Christ is Risen!
(An excerpt from Abbess Thaisia’s book Letters to a Beginner: On Giving One’s Life to God, pp. 90-91)
The event which I want to tell you about took place on one of the Saturdays of Great Lent. After dinner both novices went away somewhere, and the nun, taking advantage of the solitude, wanted to pray. Here is what she told me about this occurrence: “I remember only that I began to recite the Akathist to the Sweetest Jesus, Whose presence I still felt in my heart, for that day I had received the Holy Mysteries. I read an ikos, I read another, and I felt that my soul became ever more and more moved and warmed by the love towards the Lord. I remember that I gradually began to wholly tremble both in soul and body, pouring out tears. My physical powers failed me, and in order not to fall I knelt and prostrated before the holy icons, continuing to read the Akathist mentally. It seems that I read it to the middle, but after that I don’t remember anything. Everything around me in the cell, the very floor on which I lay prostrate, everything as it were vanished somewhere, and it seemed to me all different, as though afar off was the Throne of God with Jesus Himself seated on it. Around the Throne was a very great number of those who stood – I don’t know whether they were people or angels – but they all sang wonderfully, wonderfully well. I stood there behind everyone and rejoiced. Anything more I don’t remember and cannot say. Whether this vision lasted long I also don’t know; only afterwards my cell attendants told me that when they came into the cell and saw me cast down before the icons, they thought at first that I was praying, but then seeing that I didn’t arise for a long time, they took me for being asleep and began to call me by name, but without success – and left me in peace. When I came to myself from the wonderful rapture and vision, there was again no one in the cell, for which I was very glad. The floor, on the place where my head had lain, was copiously wet with tears, as though water had been spilled on it. That meant that my bodily members were not devoid of life at that time – my eyes shed streams of tears, but I didn’t feel it and didn’t know. Or to speak more correctly, I didn’t know at all what was happening with me; but the sweetness which filled my heart in those most holy moments long remained in it, as a pledge of the heavenly visit.”

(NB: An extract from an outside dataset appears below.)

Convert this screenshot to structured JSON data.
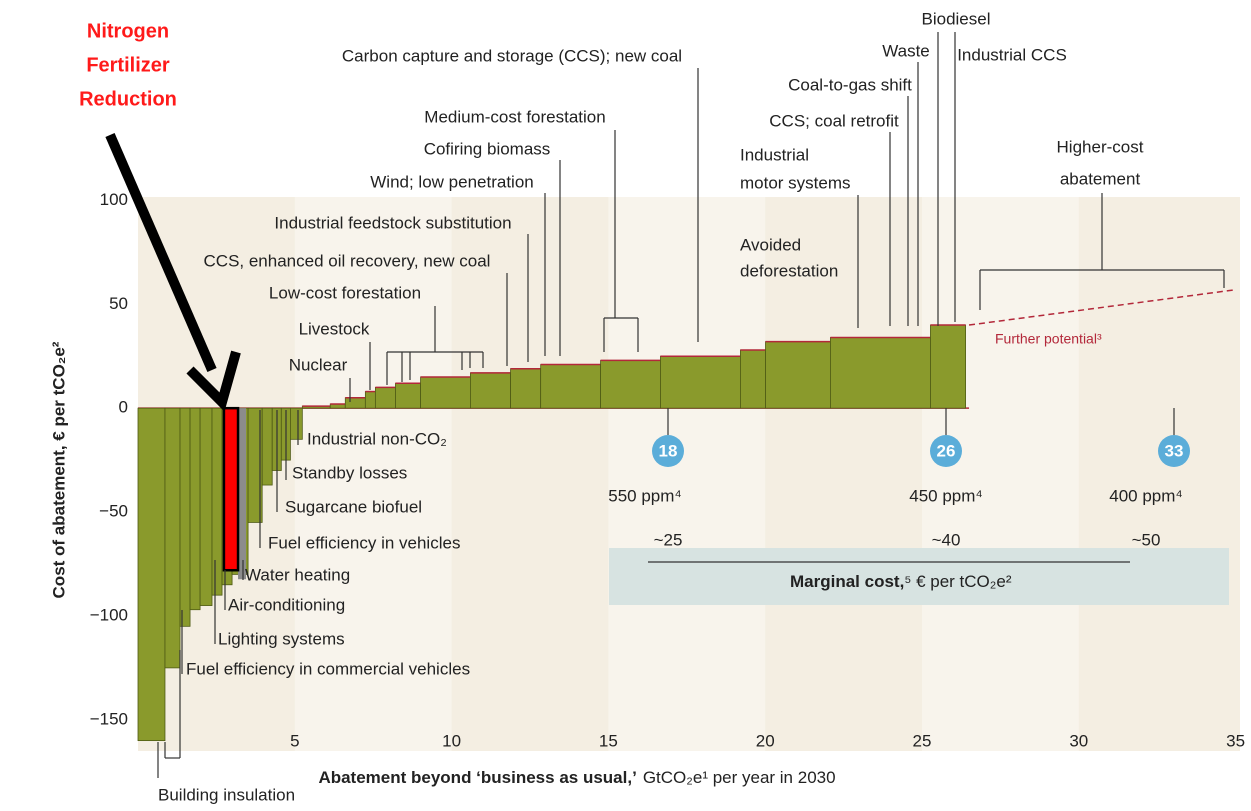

You see Sister, examples of lofty, contemplative prayer of nuns contemporary to us. Who hinders you and us from attaining this height? In the books of the Holy Fathers there are very many similar kinds of examples, but I purposely brought you ones from lives of our own times, because we, reading and listening to narratives about the great exploit of the saints often say in our justification: “Then there were saints!… That was in those former times! But now people are weak and our time is not then!” So, behold, understand from experience that even now there are true strugglers. Neither the time nor the place makes a man holy, but his good free volition and firm will. Pray unremittingly, and the Lord will not deprive you of His blessing.